NCI Computer Services

You are here

Access the Cloud Resources

You can register to use one of more of the Cloud Resources using the instructions below.

This document also has detailed information and links to help you get started.

You can also download the Cloud Resources Overview document for more information.

 

Broad Institute

Now Available!

The Broad Institute’s FireCloud democratizes access to TCGA data and facilitates collaboration by providing a robust, scalable platform accessible to the community at large. Using the elastic compute capacity of Google Cloud, FireCloud empowers analysts, tool developers and production managers to perform large-scale analysis, engage in data curation, and store or publish results. Users can upload their own analysis methods and data to workspaces or run the Broad Institute’s best practice tools and pipelines on pre-loaded data.

 

Institute for Systems Biology

 

 

Now Available!

The ISB Cancer Genomics Cloud (ISB-CGC) is a cloud-based platform that provides interactive and programmatic access to TCGA data, leveraging many aspects of the Google Cloud Platform. The interactive ISB-CGC web-app allows scientists to interactively define and compare cohorts, examine the underlying molecular data for specific genes or pathways of interest, and share insights with collaborators. For computational users, programmatic interfaces and GCP tools such as BigQuery, Genomics, and Compute Engine allow users to perform complex queries from R or Python scripts, or run Dockerized workflows on sequence data available in Cloud Storage.

Seven Bridges 

Now Available!

The Seven Bridges Genomics Cloud is a platform that enables researchers to collaborate on the analysis of large cancer genomics datasets in a secure, reproducible and scalable manner. A rich query system allows researchers to find exactly the data they are interested in and combine it with their own private data. Native implementation of the Common Workflow Language specification makes it easy for developers, analysts and bench biologists to deploy, customize and run reproducible analysis methods to learn from genomics data faster.

Registration Instructions

Anyone interested in working with controlled access data on any of the cloud platforms will need dbGaP Access. All the members of your lab team must have such access, or be authorized downloaders.

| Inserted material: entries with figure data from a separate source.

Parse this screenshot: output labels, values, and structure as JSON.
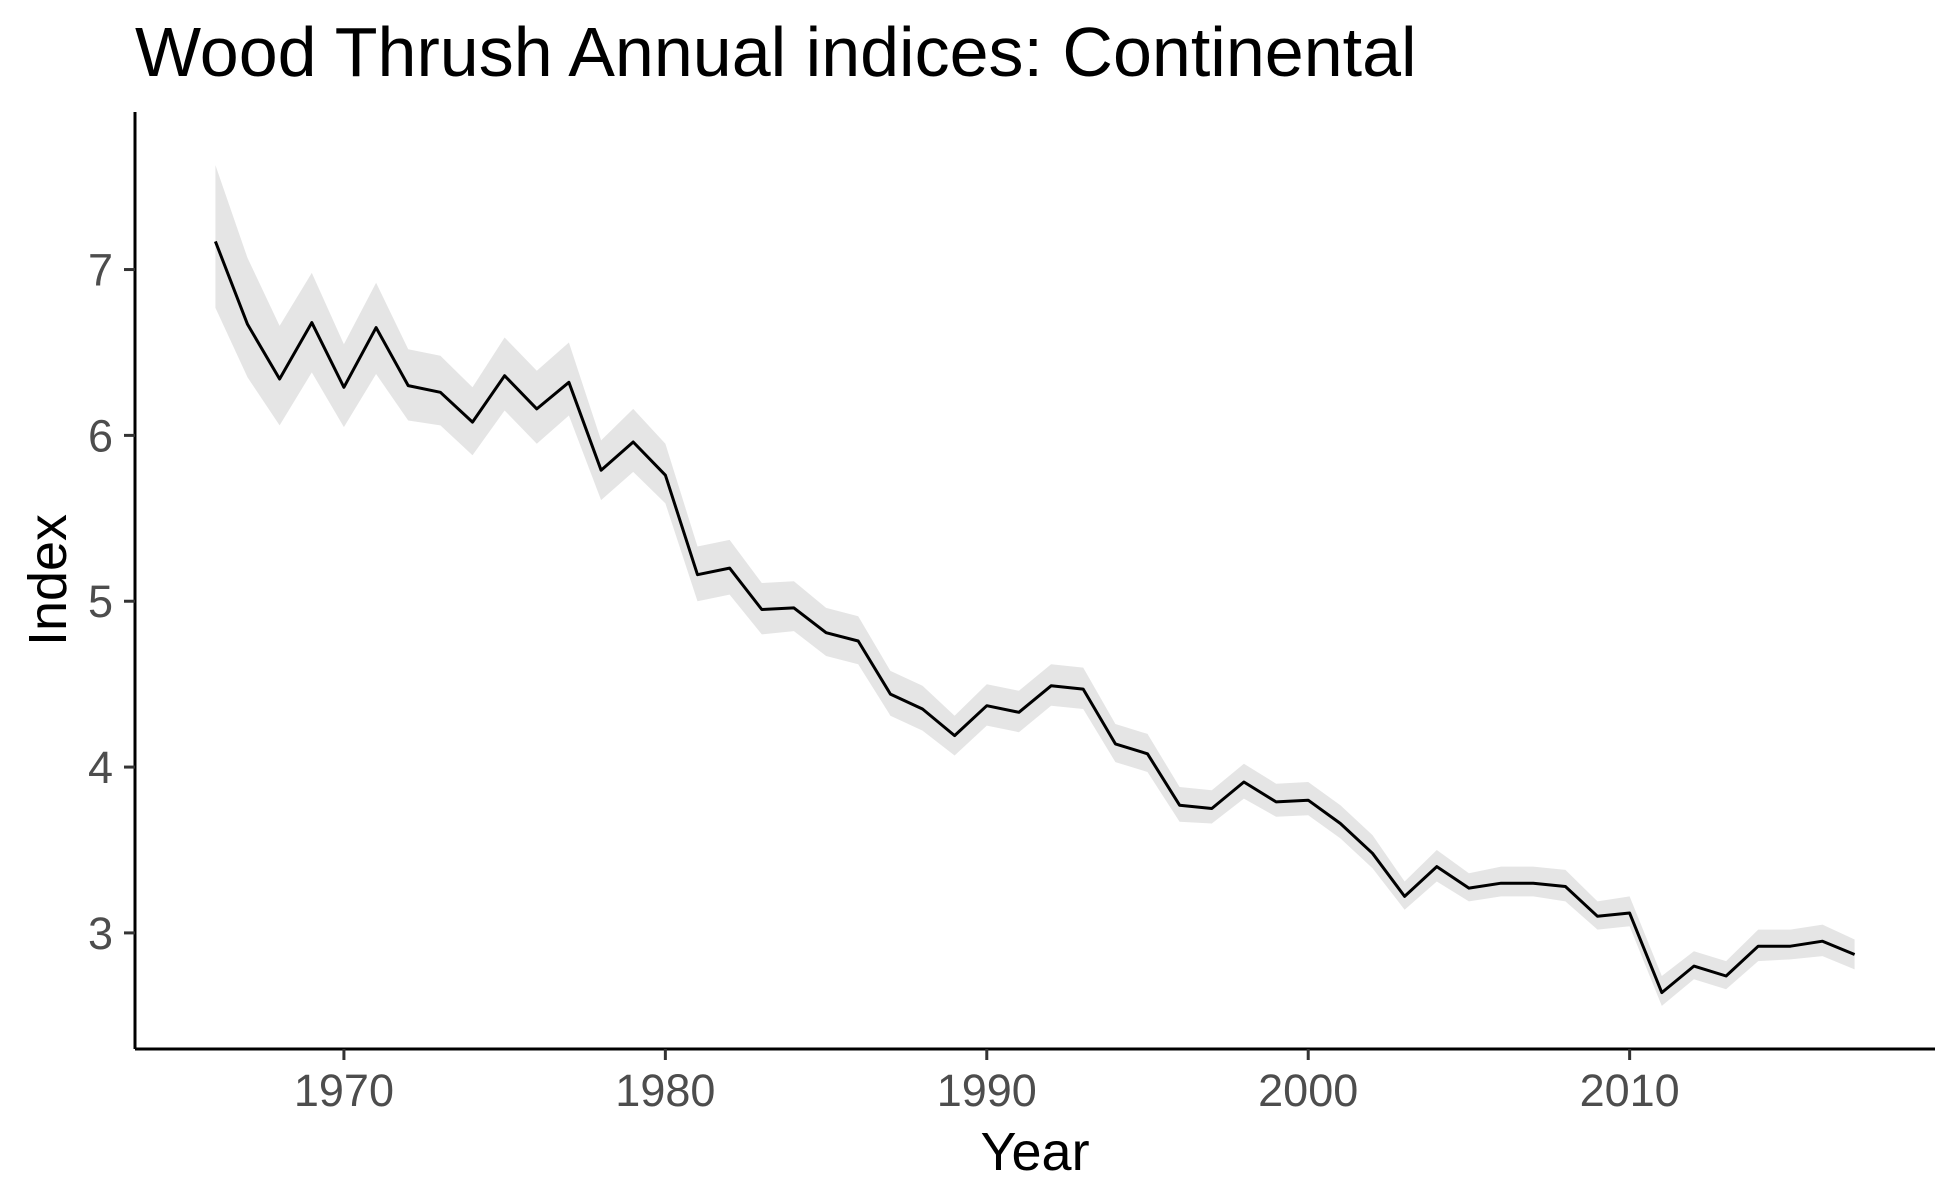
{
  "chart_data": {
    "type": "line",
    "title": "Wood Thrush Annual indices: Continental",
    "xlabel": "Year",
    "ylabel": "Index",
    "xlim": [
      1963.5,
      2019.5
    ],
    "ylim": [
      2.3,
      7.95
    ],
    "x_ticks": [
      1970,
      1980,
      1990,
      2000,
      2010
    ],
    "y_ticks": [
      3,
      4,
      5,
      6,
      7
    ],
    "grid": false,
    "legend": "none",
    "colors": {
      "line": "#000000",
      "band": "#e5e5e5",
      "ticks": "#4d4d4d"
    },
    "series": [
      {
        "x": [
          1966,
          1967,
          1968,
          1969,
          1970,
          1971,
          1972,
          1973,
          1974,
          1975,
          1976,
          1977,
          1978,
          1979,
          1980,
          1981,
          1982,
          1983,
          1984,
          1985,
          1986,
          1987,
          1988,
          1989,
          1990,
          1991,
          1992,
          1993,
          1994,
          1995,
          1996,
          1997,
          1998,
          1999,
          2000,
          2001,
          2002,
          2003,
          2004,
          2005,
          2006,
          2007,
          2008,
          2009,
          2010,
          2011,
          2012,
          2013,
          2014,
          2015,
          2016,
          2017
        ],
        "values": [
          7.17,
          6.67,
          6.34,
          6.68,
          6.29,
          6.65,
          6.3,
          6.26,
          6.08,
          6.36,
          6.16,
          6.32,
          5.79,
          5.96,
          5.76,
          5.16,
          5.2,
          4.95,
          4.96,
          4.81,
          4.76,
          4.44,
          4.35,
          4.19,
          4.37,
          4.33,
          4.49,
          4.47,
          4.14,
          4.08,
          3.77,
          3.75,
          3.91,
          3.79,
          3.8,
          3.66,
          3.48,
          3.22,
          3.4,
          3.27,
          3.3,
          3.3,
          3.28,
          3.1,
          3.12,
          2.64,
          2.8,
          2.74,
          2.92,
          2.92,
          2.95,
          2.87
        ],
        "lower": [
          6.77,
          6.35,
          6.06,
          6.38,
          6.05,
          6.37,
          6.09,
          6.06,
          5.88,
          6.15,
          5.95,
          6.12,
          5.61,
          5.78,
          5.59,
          5.0,
          5.04,
          4.8,
          4.82,
          4.67,
          4.62,
          4.31,
          4.22,
          4.07,
          4.25,
          4.21,
          4.37,
          4.35,
          4.03,
          3.97,
          3.67,
          3.66,
          3.81,
          3.7,
          3.71,
          3.57,
          3.39,
          3.14,
          3.31,
          3.19,
          3.22,
          3.22,
          3.19,
          3.02,
          3.04,
          2.56,
          2.72,
          2.66,
          2.83,
          2.84,
          2.86,
          2.78
        ],
        "upper": [
          7.63,
          7.07,
          6.66,
          6.98,
          6.55,
          6.92,
          6.52,
          6.48,
          6.29,
          6.59,
          6.39,
          6.56,
          5.97,
          6.16,
          5.95,
          5.33,
          5.37,
          5.11,
          5.12,
          4.96,
          4.91,
          4.58,
          4.49,
          4.31,
          4.5,
          4.46,
          4.62,
          4.6,
          4.26,
          4.2,
          3.88,
          3.86,
          4.02,
          3.9,
          3.91,
          3.77,
          3.59,
          3.31,
          3.5,
          3.36,
          3.4,
          3.4,
          3.38,
          3.19,
          3.22,
          2.74,
          2.89,
          2.83,
          3.02,
          3.02,
          3.05,
          2.96
        ]
      }
    ]
  }
}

Workshops and Information Sessions

To learn more about the NCI Cancer Genomics Cloud Resources and the features of each platform, please visit the events page.

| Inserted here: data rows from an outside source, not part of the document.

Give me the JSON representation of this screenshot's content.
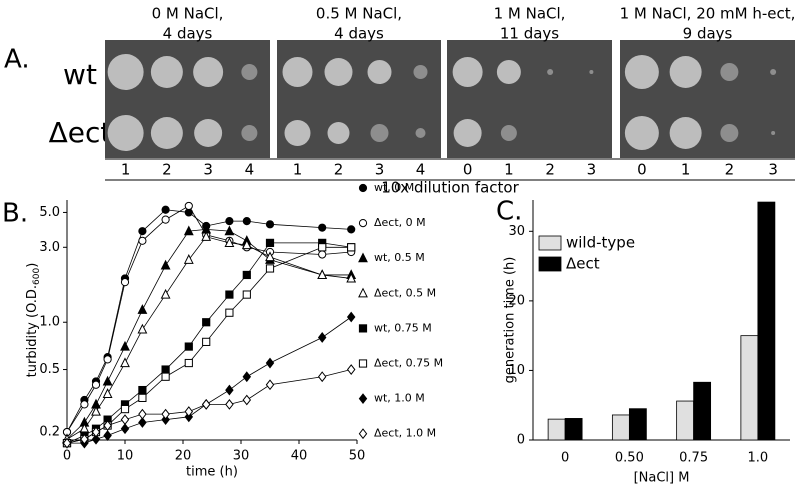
{
  "panel_a": {
    "label": "A.",
    "rows": [
      "wt",
      "Δect"
    ],
    "plates": [
      {
        "title": [
          "0 M NaCl,",
          "4 days"
        ],
        "dilutions": [
          1,
          2,
          3,
          4
        ]
      },
      {
        "title": [
          "0.5 M NaCl,",
          "4 days"
        ],
        "dilutions": [
          1,
          2,
          3,
          4
        ]
      },
      {
        "title": [
          "1 M NaCl,",
          "11 days"
        ],
        "dilutions": [
          0,
          1,
          2,
          3
        ]
      },
      {
        "title": [
          "1 M NaCl, 20 mM h-ect,",
          "9 days"
        ],
        "dilutions": [
          0,
          1,
          2,
          3
        ]
      }
    ],
    "x_label": "10x dilution factor"
  },
  "chart_data": [
    {
      "type": "line",
      "panel_label": "B.",
      "x_label": "time (h)",
      "y_label": {
        "text": "turbidity (O.D.",
        "subscript": "600",
        "suffix": ")"
      },
      "log_y": true,
      "xlim": [
        0,
        50
      ],
      "xticks": [
        0,
        10,
        20,
        30,
        40,
        50
      ],
      "ylim": [
        0.178,
        6.0
      ],
      "yticks": [
        {
          "value": 5,
          "label": "5.0"
        },
        {
          "value": 3,
          "label": "3.0"
        },
        {
          "value": 1,
          "label": "1.0"
        },
        0.5,
        0.2
      ],
      "x": [
        0,
        3,
        5,
        7,
        10,
        13,
        17,
        21,
        24,
        28,
        31,
        35,
        44,
        49
      ],
      "series": [
        {
          "name": "wt, 0 M",
          "color": "#000000",
          "marker": "circle",
          "filled": true,
          "values": [
            0.2,
            0.32,
            0.42,
            0.6,
            1.9,
            3.8,
            5.2,
            5.0,
            4.1,
            4.4,
            4.4,
            4.2,
            4.0,
            3.9
          ]
        },
        {
          "name": "Δect, 0 M",
          "color": "#000000",
          "marker": "circle",
          "filled": false,
          "values": [
            0.2,
            0.3,
            0.4,
            0.58,
            1.8,
            3.3,
            4.5,
            5.5,
            3.6,
            3.3,
            3.0,
            2.8,
            2.7,
            2.8
          ]
        },
        {
          "name": "wt, 0.5 M",
          "color": "#000000",
          "marker": "triangle",
          "filled": true,
          "values": [
            0.18,
            0.23,
            0.3,
            0.42,
            0.7,
            1.2,
            2.3,
            3.8,
            3.9,
            3.8,
            3.3,
            2.5,
            2.0,
            2.0
          ]
        },
        {
          "name": "Δect, 0.5 M",
          "color": "#000000",
          "marker": "triangle",
          "filled": false,
          "values": [
            0.18,
            0.21,
            0.27,
            0.35,
            0.55,
            0.9,
            1.5,
            2.5,
            3.5,
            3.2,
            3.1,
            2.6,
            2.0,
            1.9
          ]
        },
        {
          "name": "wt, 0.75 M",
          "color": "#000000",
          "marker": "square",
          "filled": true,
          "values": [
            0.17,
            0.19,
            0.21,
            0.24,
            0.3,
            0.37,
            0.5,
            0.7,
            1.0,
            1.5,
            2.0,
            3.2,
            3.2,
            3.0
          ]
        },
        {
          "name": "Δect, 0.75 M",
          "color": "#000000",
          "marker": "square",
          "filled": false,
          "values": [
            0.17,
            0.18,
            0.2,
            0.22,
            0.28,
            0.33,
            0.45,
            0.55,
            0.75,
            1.15,
            1.5,
            2.2,
            3.0,
            3.0
          ]
        },
        {
          "name": "wt, 1.0 M",
          "color": "#000000",
          "marker": "diamond",
          "filled": true,
          "values": [
            0.17,
            0.17,
            0.18,
            0.19,
            0.21,
            0.23,
            0.24,
            0.25,
            0.3,
            0.37,
            0.45,
            0.55,
            0.8,
            1.08
          ]
        },
        {
          "name": "Δect, 1.0 M",
          "color": "#000000",
          "marker": "diamond",
          "filled": false,
          "values": [
            0.17,
            0.18,
            0.2,
            0.22,
            0.24,
            0.26,
            0.26,
            0.27,
            0.3,
            0.3,
            0.32,
            0.4,
            0.45,
            0.5
          ]
        }
      ]
    },
    {
      "type": "bar",
      "panel_label": "C.",
      "x_label": "[NaCl] M",
      "y_label": "generation time (h)",
      "categories": [
        "0",
        "0.50",
        "0.75",
        "1.0"
      ],
      "ylim": [
        0,
        34.5
      ],
      "yticks": [
        0,
        10,
        20,
        30
      ],
      "legend": "upper-left",
      "series": [
        {
          "name": "wild-type",
          "color": "#e0e0e0",
          "values": [
            3.0,
            3.6,
            5.6,
            15.0
          ]
        },
        {
          "name": "Δect",
          "color": "#000000",
          "values": [
            3.1,
            4.5,
            8.3,
            34.2
          ]
        }
      ]
    }
  ]
}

Frequently Asked Questions

What data is available in the Cloud Resources?

The Pilots will have all the data currently stored in The Cancer Genome Atlas (TCGA) Data Coordination Center (DCC) and cgHub. Users may also upload their own data to the Clouds, but this data may not be available to others — researchers may choose to keep their data private.

How do I apply for access to controlled TCGA data?

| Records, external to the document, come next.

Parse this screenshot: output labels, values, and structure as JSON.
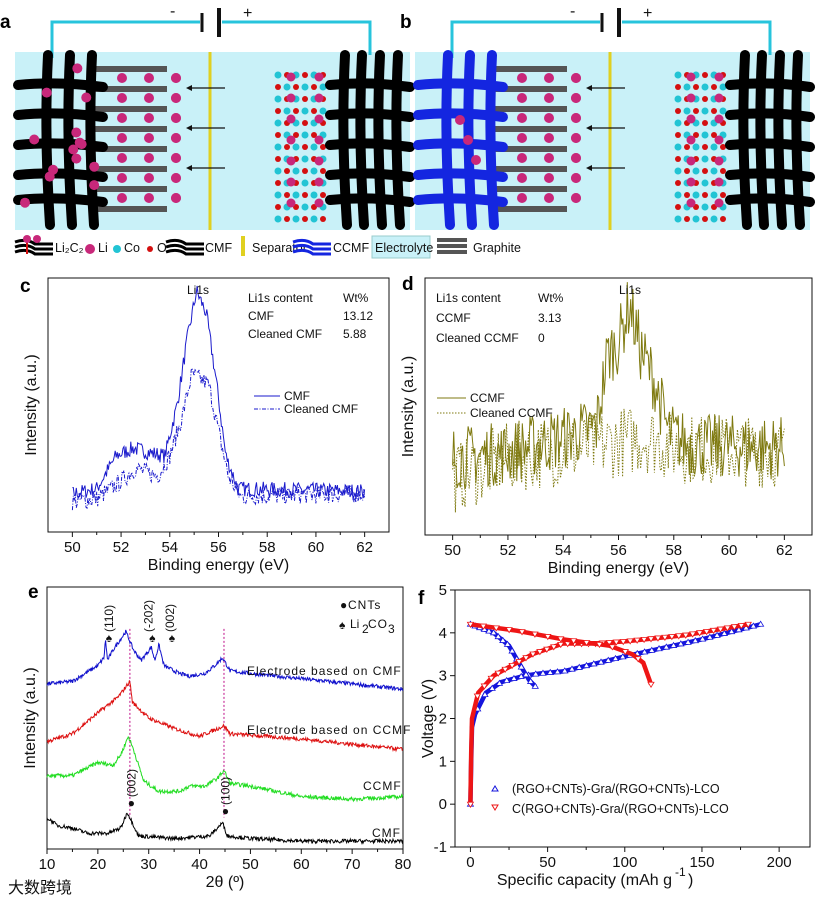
{
  "schematic": {
    "panel_a": {
      "label": "a",
      "minus": "-",
      "plus": "+"
    },
    "panel_b": {
      "label": "b",
      "minus": "-",
      "plus": "+"
    },
    "legend": [
      "Li₂C₂",
      "Li",
      "Co",
      "O",
      "CMF",
      "Separator",
      "CCMF",
      "Electrolyte",
      "Graphite"
    ],
    "colors": {
      "electrolyte": "#c9f1f8",
      "wire": "#27c4dc",
      "separator": "#e0d020",
      "li": "#c8287a",
      "co": "#22c4d4",
      "o": "#d41010",
      "cmf": "#000000",
      "ccmf": "#1426e0",
      "graphite": "#555555"
    }
  },
  "watermark": "大数跨境",
  "chart_data": [
    {
      "panel": "c",
      "type": "line",
      "xlabel": "Binding energy (eV)",
      "ylabel": "Intensity (a.u.)",
      "xlim": [
        49,
        63
      ],
      "ylim": [
        0,
        1
      ],
      "xticks": [
        50,
        52,
        54,
        56,
        58,
        60,
        62
      ],
      "peak_label": "Li1s",
      "table": {
        "header": [
          "Li1s content",
          "Wt%"
        ],
        "rows": [
          [
            "CMF",
            "13.12"
          ],
          [
            "Cleaned CMF",
            "5.88"
          ]
        ]
      },
      "legend_position": "center-right",
      "series": [
        {
          "name": "CMF",
          "color": "#1a1acc",
          "style": "solid",
          "points": [
            [
              50,
              0.15
            ],
            [
              51,
              0.17
            ],
            [
              51.8,
              0.3
            ],
            [
              52.5,
              0.33
            ],
            [
              53.3,
              0.31
            ],
            [
              53.8,
              0.3
            ],
            [
              54.3,
              0.5
            ],
            [
              54.7,
              0.75
            ],
            [
              55.1,
              0.95
            ],
            [
              55.5,
              0.86
            ],
            [
              55.9,
              0.6
            ],
            [
              56.3,
              0.3
            ],
            [
              56.8,
              0.17
            ],
            [
              62,
              0.16
            ]
          ]
        },
        {
          "name": "Cleaned CMF",
          "color": "#1a1acc",
          "style": "dashdot",
          "points": [
            [
              50,
              0.12
            ],
            [
              51,
              0.13
            ],
            [
              52,
              0.2
            ],
            [
              52.6,
              0.25
            ],
            [
              53.5,
              0.22
            ],
            [
              54,
              0.3
            ],
            [
              54.5,
              0.45
            ],
            [
              54.9,
              0.62
            ],
            [
              55.3,
              0.6
            ],
            [
              55.6,
              0.58
            ],
            [
              56,
              0.4
            ],
            [
              56.4,
              0.22
            ],
            [
              56.9,
              0.14
            ],
            [
              62,
              0.15
            ]
          ]
        }
      ]
    },
    {
      "panel": "d",
      "type": "line",
      "xlabel": "Binding energy (eV)",
      "ylabel": "Intensity (a.u.)",
      "xlim": [
        49,
        63
      ],
      "ylim": [
        0,
        1
      ],
      "xticks": [
        50,
        52,
        54,
        56,
        58,
        60,
        62
      ],
      "peak_label": "Li1s",
      "table": {
        "header": [
          "Li1s content",
          "Wt%"
        ],
        "rows": [
          [
            "CCMF",
            "3.13"
          ],
          [
            "Cleaned CCMF",
            "0"
          ]
        ]
      },
      "legend_position": "center-left",
      "series": [
        {
          "name": "CCMF",
          "color": "#7f7a10",
          "style": "solid",
          "points": [
            [
              50,
              0.3
            ],
            [
              52,
              0.32
            ],
            [
              54,
              0.38
            ],
            [
              55.2,
              0.42
            ],
            [
              55.6,
              0.7
            ],
            [
              56,
              0.75
            ],
            [
              56.4,
              0.9
            ],
            [
              56.8,
              0.72
            ],
            [
              57.3,
              0.6
            ],
            [
              57.8,
              0.4
            ],
            [
              58.5,
              0.35
            ],
            [
              62,
              0.34
            ]
          ]
        },
        {
          "name": "Cleaned CCMF",
          "color": "#7f7a10",
          "style": "dotted",
          "points": [
            [
              50,
              0.22
            ],
            [
              52,
              0.3
            ],
            [
              54,
              0.33
            ],
            [
              56,
              0.36
            ],
            [
              57,
              0.38
            ],
            [
              58,
              0.34
            ],
            [
              62,
              0.32
            ]
          ]
        }
      ]
    },
    {
      "panel": "e",
      "type": "line",
      "xlabel": "2θ (º)",
      "ylabel": "Intensity (a.u.)",
      "xlim": [
        10,
        80
      ],
      "ylim": [
        0,
        1
      ],
      "xticks": [
        10,
        20,
        30,
        40,
        50,
        60,
        70,
        80
      ],
      "legend": [
        {
          "symbol": "●",
          "label": "CNTs"
        },
        {
          "symbol": "♠",
          "label": "Li",
          "sub": "2",
          "label2": "CO",
          "sub2": "3"
        }
      ],
      "reference_lines": [
        26.3,
        44.8
      ],
      "annotations": [
        {
          "text": "(110)",
          "x": 21.4,
          "marker": "♠"
        },
        {
          "text": "(-202)",
          "x": 30.5,
          "marker": "♠"
        },
        {
          "text": "(002)",
          "x": 32.0,
          "marker": "♠"
        },
        {
          "text": "(002)",
          "x": 25.8,
          "marker": "●"
        },
        {
          "text": "(100)",
          "x": 44.3,
          "marker": "●"
        }
      ],
      "series": [
        {
          "name": "Electrode based on CMF",
          "color": "#1010cc",
          "points": [
            [
              10,
              0.63
            ],
            [
              15,
              0.64
            ],
            [
              20,
              0.7
            ],
            [
              21.2,
              0.73
            ],
            [
              21.5,
              0.8
            ],
            [
              21.9,
              0.72
            ],
            [
              23,
              0.76
            ],
            [
              25.5,
              0.83
            ],
            [
              27,
              0.76
            ],
            [
              28.5,
              0.72
            ],
            [
              30.5,
              0.77
            ],
            [
              31.2,
              0.72
            ],
            [
              32,
              0.78
            ],
            [
              33,
              0.7
            ],
            [
              36,
              0.67
            ],
            [
              38,
              0.66
            ],
            [
              41,
              0.67
            ],
            [
              43,
              0.7
            ],
            [
              44.5,
              0.73
            ],
            [
              46,
              0.68
            ],
            [
              50,
              0.67
            ],
            [
              60,
              0.65
            ],
            [
              80,
              0.61
            ]
          ]
        },
        {
          "name": "Electrode based on CCMF",
          "color": "#dd1010",
          "points": [
            [
              10,
              0.41
            ],
            [
              15,
              0.44
            ],
            [
              20,
              0.52
            ],
            [
              24,
              0.58
            ],
            [
              26.3,
              0.64
            ],
            [
              26.8,
              0.56
            ],
            [
              30,
              0.5
            ],
            [
              35,
              0.46
            ],
            [
              40,
              0.43
            ],
            [
              44.8,
              0.47
            ],
            [
              46,
              0.44
            ],
            [
              60,
              0.42
            ],
            [
              80,
              0.38
            ]
          ]
        },
        {
          "name": "CCMF",
          "color": "#22dd22",
          "points": [
            [
              10,
              0.28
            ],
            [
              15,
              0.28
            ],
            [
              20,
              0.33
            ],
            [
              23,
              0.32
            ],
            [
              24.5,
              0.36
            ],
            [
              26,
              0.43
            ],
            [
              27,
              0.38
            ],
            [
              29,
              0.26
            ],
            [
              32,
              0.22
            ],
            [
              36,
              0.22
            ],
            [
              38,
              0.24
            ],
            [
              41,
              0.24
            ],
            [
              43.5,
              0.27
            ],
            [
              44.8,
              0.3
            ],
            [
              46,
              0.25
            ],
            [
              50,
              0.24
            ],
            [
              60,
              0.2
            ],
            [
              70,
              0.19
            ],
            [
              80,
              0.2
            ]
          ]
        },
        {
          "name": "CMF",
          "color": "#000000",
          "points": [
            [
              10,
              0.12
            ],
            [
              12,
              0.09
            ],
            [
              15,
              0.08
            ],
            [
              18,
              0.06
            ],
            [
              22,
              0.06
            ],
            [
              24.5,
              0.08
            ],
            [
              25.8,
              0.14
            ],
            [
              26.8,
              0.1
            ],
            [
              28,
              0.05
            ],
            [
              35,
              0.04
            ],
            [
              42,
              0.05
            ],
            [
              44.5,
              0.1
            ],
            [
              45.5,
              0.05
            ],
            [
              50,
              0.04
            ],
            [
              60,
              0.03
            ],
            [
              80,
              0.03
            ]
          ]
        }
      ]
    },
    {
      "panel": "f",
      "type": "scatter",
      "xlabel": "Specific capacity (mAh g",
      "xlabel_sup": "-1",
      "xlabel_end": ")",
      "ylabel": "Voltage (V)",
      "xlim": [
        -10,
        220
      ],
      "ylim": [
        -1,
        5
      ],
      "xticks": [
        0,
        50,
        100,
        150,
        200
      ],
      "yticks": [
        -1,
        0,
        1,
        2,
        3,
        4,
        5
      ],
      "legend_position": "bottom",
      "series": [
        {
          "name": "(RGO+CNTs)-Gra/(RGO+CNTs)-LCO",
          "color": "#1515dd",
          "marker": "triangle-up",
          "charge": [
            [
              0,
              0
            ],
            [
              0.5,
              1
            ],
            [
              1,
              1.8
            ],
            [
              3,
              2.1
            ],
            [
              10,
              2.6
            ],
            [
              20,
              2.85
            ],
            [
              35,
              3.0
            ],
            [
              45,
              3.05
            ],
            [
              60,
              3.1
            ],
            [
              100,
              3.45
            ],
            [
              150,
              3.85
            ],
            [
              188,
              4.2
            ]
          ],
          "discharge": [
            [
              0,
              4.2
            ],
            [
              15,
              4.0
            ],
            [
              25,
              3.7
            ],
            [
              33,
              3.2
            ],
            [
              38,
              2.9
            ],
            [
              42,
              2.75
            ]
          ]
        },
        {
          "name": "C(RGO+CNTs)-Gra/(RGO+CNTs)-LCO",
          "color": "#ee1515",
          "marker": "triangle-down",
          "charge": [
            [
              0,
              0
            ],
            [
              0.5,
              1.2
            ],
            [
              1,
              2
            ],
            [
              5,
              2.6
            ],
            [
              15,
              3.0
            ],
            [
              25,
              3.2
            ],
            [
              40,
              3.5
            ],
            [
              60,
              3.75
            ],
            [
              80,
              3.75
            ],
            [
              100,
              3.8
            ],
            [
              140,
              3.95
            ],
            [
              180,
              4.2
            ]
          ],
          "discharge": [
            [
              0,
              4.2
            ],
            [
              30,
              4.05
            ],
            [
              60,
              3.85
            ],
            [
              90,
              3.7
            ],
            [
              105,
              3.5
            ],
            [
              112,
              3.3
            ],
            [
              117,
              2.8
            ]
          ]
        }
      ]
    }
  ]
}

If you are an NIH researcher or already have an eRA Commons account, then visit https://dbgap.ncbi.nlm.nih.gov/aa/wga.cgi to request dbGaP access for yourself or members of your team who will be working with controlled-access data.

If you are not an NIH researcher and do not have an eRA Commons account, you will need to register for one. First, you will need an eRA Commons account. If you do not have one, please visit the eRA Commons website and complete the registration form. Once you have an eRA Commons account, you can visit https://dbgap.ncbi.nlm.nih.gov/aa/wga.cgi to request dbGaP access.

If you have any questions during the application process, please contact the dbGaP Help Desk.

What is the Genomic Data Commons (GDC), and how does this relate to the Cancer Genomics Cloud Resources?

The National Cancer Institute has established the NCI Genomic Data Commons to store, analyze and distribute cancer genomics data generated by NCI and other research organizations. The GDC will provide an interactive system for researchers to access data, with the goal of advancing the molecular diagnosis of cancer and suggest potential therapeutic targets based on genomic information. The GDC is the first step toward the development of a knowledge system for cancer, as originally recommended in a 2011 Institute of Medicine (IOM) report, “Toward Precision Medicine.” The IOM recommended a single data repository (which would be backed up in more than one location) as essential infrastructure for integrating basic biological knowledge with medical histories and health outcomes of individual patients. The GDC will contain all the data currently stored in The Cancer Genome Atlas (TCGA), as well as other genomic data.

As the NCI Cloud Pilots transition into NCI Cloud Resources, it is important to keep in mind that TCGA data hosted on the GDC and on the Cloud Resources may not be completely synchronized. This is because the timing of downloads by each of the platforms, and because the GDC hosts a broader set of data than the Cloud Resources (e.g., archived data). This issue will be addressed in the future, as the Cloud Resources switch from hosting their own set of data to accessing the data maintained by the GDC in a commercial cloud.